The Wrong Way Home grasps that in order for Fern (and the reader) to root for Fern to stay out here, she has to find a mainstream community that she also feels held by, without the cult drawbacks of “when you come of age you have to go on a coming of age ritual which might kill you.” Driftaway Beach is Fern’s mother’s tiny oceanfront California hometown, and although her mother’s parents died long ago, her godmother Babs is still there, running an extremely pink teashop called Birdie’s after her dead wife.
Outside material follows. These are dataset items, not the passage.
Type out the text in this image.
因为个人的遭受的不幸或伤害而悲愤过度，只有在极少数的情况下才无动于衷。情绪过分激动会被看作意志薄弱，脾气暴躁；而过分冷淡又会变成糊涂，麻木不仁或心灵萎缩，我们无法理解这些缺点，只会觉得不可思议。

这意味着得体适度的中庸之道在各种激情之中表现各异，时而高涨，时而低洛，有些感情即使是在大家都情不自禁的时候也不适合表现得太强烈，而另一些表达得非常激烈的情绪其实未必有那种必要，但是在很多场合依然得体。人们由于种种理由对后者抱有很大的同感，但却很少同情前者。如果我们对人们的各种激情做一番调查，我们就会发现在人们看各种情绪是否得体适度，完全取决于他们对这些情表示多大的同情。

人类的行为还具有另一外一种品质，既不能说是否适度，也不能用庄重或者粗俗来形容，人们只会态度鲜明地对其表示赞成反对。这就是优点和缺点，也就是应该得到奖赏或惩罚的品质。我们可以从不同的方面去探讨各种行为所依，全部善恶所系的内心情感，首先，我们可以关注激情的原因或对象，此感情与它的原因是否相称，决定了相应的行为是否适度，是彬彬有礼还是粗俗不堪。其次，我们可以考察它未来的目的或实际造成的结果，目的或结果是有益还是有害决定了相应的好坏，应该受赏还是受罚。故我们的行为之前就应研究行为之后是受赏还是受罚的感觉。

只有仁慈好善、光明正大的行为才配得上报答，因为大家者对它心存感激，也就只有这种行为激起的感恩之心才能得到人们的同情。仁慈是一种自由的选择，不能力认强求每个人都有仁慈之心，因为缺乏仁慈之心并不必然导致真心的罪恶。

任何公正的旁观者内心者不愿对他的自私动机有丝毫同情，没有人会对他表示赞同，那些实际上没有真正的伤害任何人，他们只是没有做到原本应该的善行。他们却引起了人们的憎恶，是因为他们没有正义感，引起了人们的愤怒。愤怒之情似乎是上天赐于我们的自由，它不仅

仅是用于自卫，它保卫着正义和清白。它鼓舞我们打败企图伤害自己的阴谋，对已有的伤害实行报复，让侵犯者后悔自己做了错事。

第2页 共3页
Then Fern starts school. She’s much more enthusiastic about this once she realizes the school has computers, which she can use to help her find the Ranch’s address so she can write to Dr. Ben to come save her. And her science teacher is pretty cool, and really concerned about the environment in a way that makes Fern realize that you can care about the environment and also NOT live in an isolated rural compound that you never ever leave, and she starts to make friends, and also Babs invites her to come to the teashop for treats anytime she wants, on the house, and she hasn’t had sugar in years and the petit fours completely blow her mind…

But she still really misses her friends back home at the Ranch, and the chickens and the forest and the feeling of building a community that will sustain life in a future wracked by climate change and societal collapse.

And she’s also having trouble finding the Ranch on the internet, not least because she hasn’t used the internet since she moved to the Ranch when she was six. So she hires a private investigator, using money that Babs is paying her to clear out a bunch of clutter left behind by her wife’s sudden death years ago.

But earning money takes time, and a private investigation also takes time, and time is what it takes to put down roots. And when you hire a private investigator, well, he might turn up more than you’ve bargained for…

Just an incredibly readable book. I really meant to put it down and go to sleep, but I kept having to read just another chapter or two, and then somehow the book was done.